Didi Chuxing operates an on-demand ride ordering service with the largest market share in China, having seen off its only notable rival, Uber’s Chinese subsidiary, with a $7bn acquisition last year.
The latest funding was supplied by telecommunications and internet group SoftBank as well as financial services firms China Merchants Bank and Bank of Communications, and Silver Lake Kraftwerk, a growth equity branch of private equity group Silver Lake. It valued the company at $50bn.
Didi Chuxing has now raised a total of approximately $13.2bn in equity funding and $2.8bn in debt financing, $7.3bn of which came from a June 2016 round featuring a $1bn investment by computing hardware producer Apple and participation from e-commerce firm Alibaba and its financial services affiliate Ant Financial, internet group Tencent, insurer China Life, Chinese state-owned holding company Poly Group and asset manager BlackRock.
The company’s other investors include contract electronics manufacturer Foxconn, insurance firm Ping An, Temasek, China Investment Corp, Capital International Private Equity Fund, Citic Capital and Coatue Management.
The capital will support what Didi Chuxing described in a statement confirming the round as “active internationalisation plans”. It did not disclose details of what those plans will involve but they may well be linked to the company’s increasing commitment to corporate venturing over the past two years.
As things stand, Didi Chuxing holds stakes in a range of ride hailing companies worldwide, having taken part in US-based Lyft’s series E and F rounds, as well as nine-figure rounds for India-based Ola and Brazil-based 99 (reports had suggested the company was also an investor in Singapore-based Grab, though those were subsequently denied by both companies).
Much as Japan-based SoftBank is currently stamping its presence in the Asian online services market through a string of big-money VC investments, Didi Chuxing may well use its stakes in international counterparts as a way to expand globally and, given its now considerable cash reserves, it may even result in an acquisition or two.

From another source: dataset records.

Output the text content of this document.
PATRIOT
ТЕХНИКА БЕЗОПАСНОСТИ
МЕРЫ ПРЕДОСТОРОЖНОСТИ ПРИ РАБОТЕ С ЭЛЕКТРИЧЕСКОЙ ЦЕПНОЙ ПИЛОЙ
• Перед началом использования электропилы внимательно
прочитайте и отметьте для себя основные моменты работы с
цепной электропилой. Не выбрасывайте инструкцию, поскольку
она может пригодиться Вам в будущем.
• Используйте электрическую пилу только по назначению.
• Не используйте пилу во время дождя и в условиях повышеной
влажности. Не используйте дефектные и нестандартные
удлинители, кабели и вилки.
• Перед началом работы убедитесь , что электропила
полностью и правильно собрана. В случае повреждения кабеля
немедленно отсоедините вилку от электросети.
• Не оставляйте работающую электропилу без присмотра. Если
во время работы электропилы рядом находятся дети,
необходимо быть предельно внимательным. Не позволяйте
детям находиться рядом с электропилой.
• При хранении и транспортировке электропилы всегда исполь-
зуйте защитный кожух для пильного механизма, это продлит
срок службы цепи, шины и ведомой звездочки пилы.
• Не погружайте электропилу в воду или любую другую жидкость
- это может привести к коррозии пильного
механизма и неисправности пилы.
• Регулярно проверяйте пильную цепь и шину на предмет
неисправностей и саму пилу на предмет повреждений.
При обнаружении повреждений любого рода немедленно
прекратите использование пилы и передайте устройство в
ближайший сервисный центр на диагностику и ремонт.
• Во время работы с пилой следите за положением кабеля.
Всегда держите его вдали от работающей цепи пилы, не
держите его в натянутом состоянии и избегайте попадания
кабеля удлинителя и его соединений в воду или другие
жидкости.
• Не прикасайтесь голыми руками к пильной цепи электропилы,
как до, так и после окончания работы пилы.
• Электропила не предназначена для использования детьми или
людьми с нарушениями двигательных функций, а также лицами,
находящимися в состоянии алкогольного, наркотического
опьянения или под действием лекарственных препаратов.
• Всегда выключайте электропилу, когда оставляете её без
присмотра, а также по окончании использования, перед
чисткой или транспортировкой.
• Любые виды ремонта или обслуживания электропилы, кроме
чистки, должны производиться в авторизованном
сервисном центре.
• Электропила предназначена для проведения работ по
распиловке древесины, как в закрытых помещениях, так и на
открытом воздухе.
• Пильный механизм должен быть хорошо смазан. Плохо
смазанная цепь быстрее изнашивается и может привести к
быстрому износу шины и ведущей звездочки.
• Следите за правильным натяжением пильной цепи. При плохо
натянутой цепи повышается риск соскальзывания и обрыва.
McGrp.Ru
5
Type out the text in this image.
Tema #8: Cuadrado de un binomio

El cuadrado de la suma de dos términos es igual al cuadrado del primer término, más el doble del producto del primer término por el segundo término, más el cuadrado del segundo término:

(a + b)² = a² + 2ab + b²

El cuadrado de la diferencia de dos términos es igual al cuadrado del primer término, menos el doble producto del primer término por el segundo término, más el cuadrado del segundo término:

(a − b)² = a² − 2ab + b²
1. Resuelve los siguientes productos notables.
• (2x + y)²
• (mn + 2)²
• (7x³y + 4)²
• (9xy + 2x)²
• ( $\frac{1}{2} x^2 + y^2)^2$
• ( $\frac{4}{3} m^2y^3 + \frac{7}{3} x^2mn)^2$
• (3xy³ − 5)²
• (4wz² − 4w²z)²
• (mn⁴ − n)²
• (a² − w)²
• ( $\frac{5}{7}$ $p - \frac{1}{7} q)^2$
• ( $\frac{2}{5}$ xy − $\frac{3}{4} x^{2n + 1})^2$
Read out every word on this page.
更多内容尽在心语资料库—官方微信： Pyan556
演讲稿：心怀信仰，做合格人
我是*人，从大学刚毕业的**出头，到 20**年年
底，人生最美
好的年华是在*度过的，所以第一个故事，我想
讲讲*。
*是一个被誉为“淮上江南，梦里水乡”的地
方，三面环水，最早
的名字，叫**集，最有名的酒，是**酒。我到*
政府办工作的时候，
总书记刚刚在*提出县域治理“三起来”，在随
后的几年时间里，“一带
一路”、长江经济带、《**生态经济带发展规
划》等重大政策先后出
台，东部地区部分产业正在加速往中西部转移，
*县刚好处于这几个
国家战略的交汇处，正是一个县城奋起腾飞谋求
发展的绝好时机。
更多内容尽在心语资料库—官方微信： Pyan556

Didi Chuxing used its inside knowledge to outmanoeuvre Uber in China and will likely aim to do the same in other markets using already established local players.
The other place the funding will be directed is intelligent driving and smart transportation technology. Didi Chuxing opened a research and development centre in Silicon Valley called Didi Labs in March that will address artificial intelligence in driving along with deep learning, human-computer interaction, security and imaging, all of which could theoretically be used in future modes of transport.
The drive to enter this new area will also put the company in competition with Uber, which has already ploughed a significant amount into autonomous driving, and which is testing its driverless technology-equipped cars on US roads. Its latest round will give it a big cash base from which to invest, but Didi Chuxing is starting from a fair way back from Uber in this area, and it will be interesting to see how it looks to make up that ground.